Bei Twitter und Facebook kritisierten Zuschauer, die Anmerkungen zerstörten den Film und seien länger als die eigentliche Dokumentation. Henryk M. Broder warf dem WDR „miese Tricks in letzter Minute“ vor: Vor die Wahl gestellt, den Film zu senden oder nicht zu senden, habe sich das Haus klammheimlich und ohne Absprache mit den Autoren der Doku dafür entschieden, die Arbeit zu denunzieren und zu verfälschen. „Das ist ein in der deutschen TV-Geschichte einmaliger und einzigartiger Vorgang“, so Broder.

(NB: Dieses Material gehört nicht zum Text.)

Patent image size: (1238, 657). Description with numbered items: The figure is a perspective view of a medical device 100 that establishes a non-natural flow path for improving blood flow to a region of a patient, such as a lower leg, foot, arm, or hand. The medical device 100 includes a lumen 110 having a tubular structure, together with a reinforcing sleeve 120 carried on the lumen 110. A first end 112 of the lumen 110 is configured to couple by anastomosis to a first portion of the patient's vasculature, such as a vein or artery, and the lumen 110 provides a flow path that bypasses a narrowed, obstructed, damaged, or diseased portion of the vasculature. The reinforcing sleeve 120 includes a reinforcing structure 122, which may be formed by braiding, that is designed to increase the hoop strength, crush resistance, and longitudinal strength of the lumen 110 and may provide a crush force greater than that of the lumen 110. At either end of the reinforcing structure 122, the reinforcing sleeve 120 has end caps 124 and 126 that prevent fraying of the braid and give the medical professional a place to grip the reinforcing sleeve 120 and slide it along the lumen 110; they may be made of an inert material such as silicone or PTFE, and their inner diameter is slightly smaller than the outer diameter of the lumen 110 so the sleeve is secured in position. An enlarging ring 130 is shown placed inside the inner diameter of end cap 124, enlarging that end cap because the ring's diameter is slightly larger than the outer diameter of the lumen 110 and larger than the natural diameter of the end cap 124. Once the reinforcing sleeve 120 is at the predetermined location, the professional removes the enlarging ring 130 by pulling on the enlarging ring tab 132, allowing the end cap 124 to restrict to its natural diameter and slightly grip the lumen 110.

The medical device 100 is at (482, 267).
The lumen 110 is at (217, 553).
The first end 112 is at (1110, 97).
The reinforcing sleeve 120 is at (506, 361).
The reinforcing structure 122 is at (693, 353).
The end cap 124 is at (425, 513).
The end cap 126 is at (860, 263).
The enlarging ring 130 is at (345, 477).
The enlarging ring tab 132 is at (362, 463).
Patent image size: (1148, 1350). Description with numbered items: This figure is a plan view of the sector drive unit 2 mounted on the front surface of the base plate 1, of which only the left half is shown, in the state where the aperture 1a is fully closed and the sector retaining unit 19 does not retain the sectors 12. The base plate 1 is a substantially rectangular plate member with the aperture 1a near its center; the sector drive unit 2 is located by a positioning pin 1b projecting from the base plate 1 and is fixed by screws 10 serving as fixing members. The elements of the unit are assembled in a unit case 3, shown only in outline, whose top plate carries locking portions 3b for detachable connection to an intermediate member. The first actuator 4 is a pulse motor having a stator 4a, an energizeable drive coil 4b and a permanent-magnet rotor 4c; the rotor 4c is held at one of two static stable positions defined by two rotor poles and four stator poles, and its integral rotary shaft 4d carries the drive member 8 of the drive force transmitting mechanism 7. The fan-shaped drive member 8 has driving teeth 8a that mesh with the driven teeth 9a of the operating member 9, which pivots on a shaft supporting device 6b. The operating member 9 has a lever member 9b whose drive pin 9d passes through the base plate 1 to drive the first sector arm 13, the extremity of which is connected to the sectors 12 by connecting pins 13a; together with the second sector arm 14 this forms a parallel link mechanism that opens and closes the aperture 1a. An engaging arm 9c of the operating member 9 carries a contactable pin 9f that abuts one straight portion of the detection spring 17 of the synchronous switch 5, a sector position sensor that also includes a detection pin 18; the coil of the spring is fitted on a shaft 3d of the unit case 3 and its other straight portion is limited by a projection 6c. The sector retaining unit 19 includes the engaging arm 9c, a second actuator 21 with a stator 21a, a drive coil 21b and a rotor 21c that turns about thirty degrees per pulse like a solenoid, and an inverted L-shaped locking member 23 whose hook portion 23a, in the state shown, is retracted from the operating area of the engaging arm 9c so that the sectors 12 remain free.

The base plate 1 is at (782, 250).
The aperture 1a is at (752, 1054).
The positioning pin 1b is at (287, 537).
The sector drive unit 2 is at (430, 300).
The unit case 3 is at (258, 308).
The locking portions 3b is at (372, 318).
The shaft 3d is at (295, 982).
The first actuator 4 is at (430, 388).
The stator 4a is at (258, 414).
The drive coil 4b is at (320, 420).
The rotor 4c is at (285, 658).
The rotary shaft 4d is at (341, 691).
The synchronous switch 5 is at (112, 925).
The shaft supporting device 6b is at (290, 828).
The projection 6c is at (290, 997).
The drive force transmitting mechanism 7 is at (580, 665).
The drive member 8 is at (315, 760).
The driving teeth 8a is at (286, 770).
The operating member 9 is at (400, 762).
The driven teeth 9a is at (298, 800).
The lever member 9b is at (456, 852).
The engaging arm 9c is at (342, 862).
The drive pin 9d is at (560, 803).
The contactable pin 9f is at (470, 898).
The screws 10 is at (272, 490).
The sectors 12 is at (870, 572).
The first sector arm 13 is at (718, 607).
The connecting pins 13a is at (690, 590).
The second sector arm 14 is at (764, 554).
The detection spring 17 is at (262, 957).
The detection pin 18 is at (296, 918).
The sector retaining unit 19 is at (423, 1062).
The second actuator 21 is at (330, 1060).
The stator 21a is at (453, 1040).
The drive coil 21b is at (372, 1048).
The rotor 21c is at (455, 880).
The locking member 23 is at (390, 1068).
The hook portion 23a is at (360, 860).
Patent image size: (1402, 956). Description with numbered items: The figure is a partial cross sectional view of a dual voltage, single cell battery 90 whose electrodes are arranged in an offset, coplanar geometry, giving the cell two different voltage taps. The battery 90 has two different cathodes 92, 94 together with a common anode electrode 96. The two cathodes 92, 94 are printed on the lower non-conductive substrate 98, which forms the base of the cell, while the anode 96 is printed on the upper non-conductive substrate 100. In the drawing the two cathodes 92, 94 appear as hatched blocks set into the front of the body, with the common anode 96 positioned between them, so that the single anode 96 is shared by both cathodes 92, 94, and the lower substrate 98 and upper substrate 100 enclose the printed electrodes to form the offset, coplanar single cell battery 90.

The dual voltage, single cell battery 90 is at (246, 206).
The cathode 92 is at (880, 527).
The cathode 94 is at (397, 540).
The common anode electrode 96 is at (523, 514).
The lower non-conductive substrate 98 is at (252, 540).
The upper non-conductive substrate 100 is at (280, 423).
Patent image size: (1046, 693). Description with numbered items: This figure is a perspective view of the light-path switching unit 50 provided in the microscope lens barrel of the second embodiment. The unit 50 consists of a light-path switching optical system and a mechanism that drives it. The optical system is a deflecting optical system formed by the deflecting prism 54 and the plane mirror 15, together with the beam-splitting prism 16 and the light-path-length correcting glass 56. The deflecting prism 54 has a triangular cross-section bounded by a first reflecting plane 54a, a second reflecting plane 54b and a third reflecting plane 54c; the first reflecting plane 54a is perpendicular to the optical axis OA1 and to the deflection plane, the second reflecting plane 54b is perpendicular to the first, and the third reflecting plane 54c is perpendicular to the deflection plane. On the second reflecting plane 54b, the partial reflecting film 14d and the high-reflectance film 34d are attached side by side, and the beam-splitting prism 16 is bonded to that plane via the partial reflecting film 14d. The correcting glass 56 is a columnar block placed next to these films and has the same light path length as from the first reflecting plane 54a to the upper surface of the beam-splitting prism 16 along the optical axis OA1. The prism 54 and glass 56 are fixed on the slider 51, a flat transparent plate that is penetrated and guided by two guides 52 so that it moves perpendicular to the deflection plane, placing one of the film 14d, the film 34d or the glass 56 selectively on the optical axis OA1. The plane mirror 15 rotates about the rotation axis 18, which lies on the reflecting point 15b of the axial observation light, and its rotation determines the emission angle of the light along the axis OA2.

Mindestens so einmalig verhielt sich Arte: Der Sender, der die Dokumentation partout nicht senden wollte, strahlte sie am Mittwochabend dann plötzlich doch mit einer Zeitverzögerung von 45 Minuten aus. Mit Blick auf die öffentliche Diskussion „und um einen identischen Kenntnisstand des arte-Publikums in Frankreich und Deutschland zu ermöglichen“, habe man sich entschlossen, die im Ersten ausgestrahlte Dokumentation und anschließende Diskussionssendung am 21. Juni 2017 zu übernehmen, so der Sender.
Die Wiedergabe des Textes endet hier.